Kilka ważnych słów od Wojciecha Kota o solidarności między sadownikami
Na wczorajszym spotkaniu z Ministrem Ardanowskim w Błędowie, głos zabrał również Pan Wojciech Kot, sadownik z gminy Grójec. W swojej wypowiedzi zwrócił uwagę, że między sadownikami brakuje solidarności. – Ile apeli było w tym roku o niedostarczanie do przetwórstwa? Ile, pytam – zwracał się do zebranych sadowników.
Jak powiedział Pan Kot, jadąc na spotkanie z Ministrem miał świadomość, że to, co powie, może nie spodobać się wielu sadownikom, jednak jak się okazało, Minister sam poruszył kluczowe kwestie. Jak zauważył Pan Kot, sadownicy nie są bez winy, ponieważ nie ma wśród nich solidarności.
– Wiem, że narażę się, ale dobrze wiecie, że przez 20 lat jak było trzeba protestowałem z Wami na ulicach Warszawy – zwrócił się do sadowników. – Ostatnio przestałem. Wiecie dlaczego? Bo jedziecie, protestujcie, ale przyjeżdżacie i robicie co innego.
– Ile apeli było w tym roku o niedostarczanie do przetwórstwa? Ile, pytam. Ile można krzyczeć? – zapytał pełną salę sadowników. Ja mam 20 hektarów. W tym roku zgnije u mnie około 100 ton jabłek przemysłowych. Ja nad tym nie rozpaczam, bo to jest odpad – powiedział.
Jak mówił, sadownicy mieli 25 lat, żeby zrozumieć. Było przez te 25 lat było popełnionych masę błędów. – Zakłady przetwórcze były sprzedane – zgodzę się. Nasz wina też była w tym, bo przymykaliśmy oko. Wtedy nie mieliśmy pieniędzy. Jednak rynek owoców i warzyw przez ostatnie 15 lat skonsumował olbrzymie wsparcie. Ale połowę wzięło przetwórstwo. Co zaoferowali w zamian? Nic od nich nie dostaliśmy. Wymuśmy teraz coś od nich: wreszcie ta umowę kontraktacyjną. Jeśli ktoś chce produkować przemysł za te 25 groszy i uważa, że utrzyma za to rodzinę, dobrze, niech produkuje. Niech podpisze tą umowę, niech ma to zagwarantowane – wyjaśnił.

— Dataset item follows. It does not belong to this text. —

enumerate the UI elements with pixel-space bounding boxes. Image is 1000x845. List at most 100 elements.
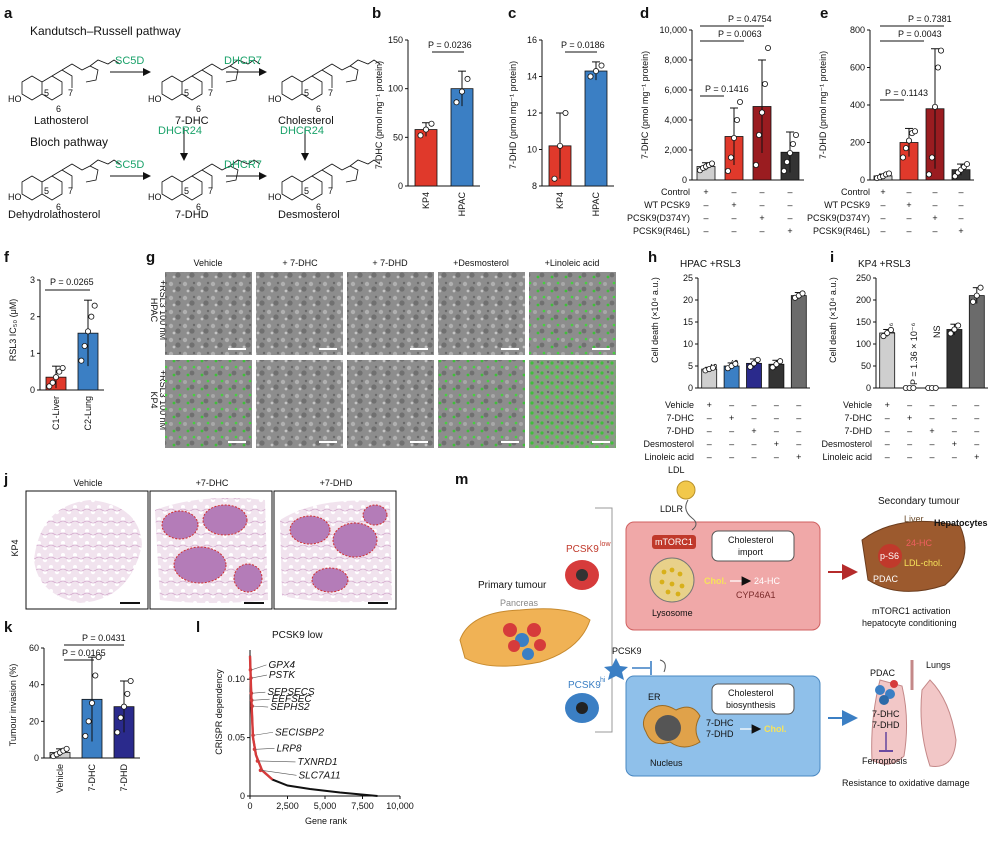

– Słuchajcie, można było się tego spodziewać. Może ja jestem za uczciwy i nie postąpiłbym w ten sposób, ale jeśli się daje, to kupują. Ręczę Wam – 5 groszy powiedzą i tak będą kolejki na punktach skupów. Ludzie będą szczęśliwi, że wysypali. Do czego to podobne?
– Wiemy Ministrze, że sytuacja jest trudna – kontynuował . – Nadprodukcja jest nie tylko u nas, ale i w całej Europie. Chorwaci już dziś nie zbierają jabłek przemysłowych, bo uwaga, dostają jedną kunę, czyli około 55 groszy. A my się cieszymy, że ktoś będzie je za 25 groszy kupował…
– Nie będę ukrywał, interwencyjny skup jabłka jest dla sadowników, którzy produkują najsłabszą jakość, bo to oni produkują przemysł. Karze Pan w ten sposób producentów jabłek deserowych. To my poniesiemy ogromne koszty, za sam prąd w chłodniach zapłacę więcej niż 25 groszy na kilogram jabłek. A może być taka sytuacja, że jabłka nie da się sprzedać i oddamy go za tyle, ile ktoś proponuje… – zakończył.